Adaptive Synaptogenesis Implemented on a Nanomagnetic Platform
Faiyaz Elahi Mullick, Supriyo Bandyopadhyay, Rob Baxter, Tony J. Ragucci, Avik W. Ghosh
TL;DR
This work presents a brain-inspired model of adaptive synaptogenesis that combines supervised Hebbian learning with a hippocampal supervisor to form and prune distal synapses, thereby addressing the stability-plasticity dilemma for edge learning. The model uses running-average firing rates, a probabilistic synapse formation matrix, and shedding rules to maintain sparsity while enabling lifelong learning, validated through unsupervised and supervised simulations that show competitive accuracy with simple baselines like kNN. A hardware blueprint based on nanomagnetic devices—primarily straintronic MTJs and domain-wall synapses—outlines seven functional components (firing-rate measurement, comparator, analog multiplier/subtractor, non-volatile weights, and a tunable probability generator) to implement adaptive synaptogenesis on-chip with low power and non-volatile memory.
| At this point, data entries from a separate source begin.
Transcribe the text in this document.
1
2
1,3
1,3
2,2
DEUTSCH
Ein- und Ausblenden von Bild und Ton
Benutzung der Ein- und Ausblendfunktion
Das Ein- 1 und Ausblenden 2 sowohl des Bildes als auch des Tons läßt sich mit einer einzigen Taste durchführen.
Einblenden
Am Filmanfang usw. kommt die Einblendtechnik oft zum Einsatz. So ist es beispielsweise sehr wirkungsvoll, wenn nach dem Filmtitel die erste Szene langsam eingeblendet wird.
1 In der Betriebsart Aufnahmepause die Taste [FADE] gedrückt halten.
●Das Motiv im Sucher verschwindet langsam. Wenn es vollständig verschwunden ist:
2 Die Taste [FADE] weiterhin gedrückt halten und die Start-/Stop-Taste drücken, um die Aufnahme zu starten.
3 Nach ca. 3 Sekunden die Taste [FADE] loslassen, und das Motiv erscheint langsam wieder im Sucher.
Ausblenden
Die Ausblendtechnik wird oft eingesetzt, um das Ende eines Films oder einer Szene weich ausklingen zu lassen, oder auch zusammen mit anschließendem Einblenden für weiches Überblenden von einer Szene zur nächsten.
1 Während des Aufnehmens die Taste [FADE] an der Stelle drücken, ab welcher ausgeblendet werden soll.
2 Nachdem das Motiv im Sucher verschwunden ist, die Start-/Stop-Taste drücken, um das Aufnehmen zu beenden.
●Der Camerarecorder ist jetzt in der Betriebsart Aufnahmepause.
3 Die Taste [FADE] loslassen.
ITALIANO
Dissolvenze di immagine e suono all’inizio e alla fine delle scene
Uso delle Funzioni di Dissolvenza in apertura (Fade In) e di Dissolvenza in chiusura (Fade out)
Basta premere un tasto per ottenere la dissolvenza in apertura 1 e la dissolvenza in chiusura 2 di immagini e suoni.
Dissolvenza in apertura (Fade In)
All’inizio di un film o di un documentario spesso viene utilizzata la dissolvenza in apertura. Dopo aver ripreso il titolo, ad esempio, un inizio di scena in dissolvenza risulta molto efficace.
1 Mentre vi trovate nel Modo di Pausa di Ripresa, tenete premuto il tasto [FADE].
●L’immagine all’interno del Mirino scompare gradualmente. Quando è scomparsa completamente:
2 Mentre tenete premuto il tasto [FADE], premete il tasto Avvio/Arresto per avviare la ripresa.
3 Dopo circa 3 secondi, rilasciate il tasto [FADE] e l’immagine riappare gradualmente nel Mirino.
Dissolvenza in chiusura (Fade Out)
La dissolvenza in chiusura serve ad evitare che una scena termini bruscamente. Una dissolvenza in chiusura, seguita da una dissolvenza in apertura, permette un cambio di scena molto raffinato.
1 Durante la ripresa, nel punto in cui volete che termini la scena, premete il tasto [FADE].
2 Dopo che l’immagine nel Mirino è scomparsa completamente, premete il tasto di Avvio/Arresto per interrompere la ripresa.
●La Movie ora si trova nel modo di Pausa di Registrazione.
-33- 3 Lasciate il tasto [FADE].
The proposed straintronic hardware promises energy-efficient edge learning capabilities, with future work focusing on real-time demonstrations, device reliability under environmental conditions, and integration into embedded sensing and robotics applications.
Abstract
The human brain functions very differently from artificial neural networks (ANN) and possesses unique features that are absent in ANN. An important one among them is "adaptive synaptogenesis" that modifies synaptic weights when needed to avoid catastrophic forgetting and promote lifelong learning. The key aspect of this algorithm is supervised Hebbian learning, where weight modifications in the neocortex driven by temporal coincidence are further accepted or vetoed by an added control mechanism from the hippocampus during the training cycle, to make distant synaptic connections highly sparse and strategic. In this work, we discuss various algorithmic aspects of adaptive synaptogenesis tailored to edge computing, demonstrate its function using simulations, and design nanomagnetic hardware accelerators for specific functions of synaptogenesis.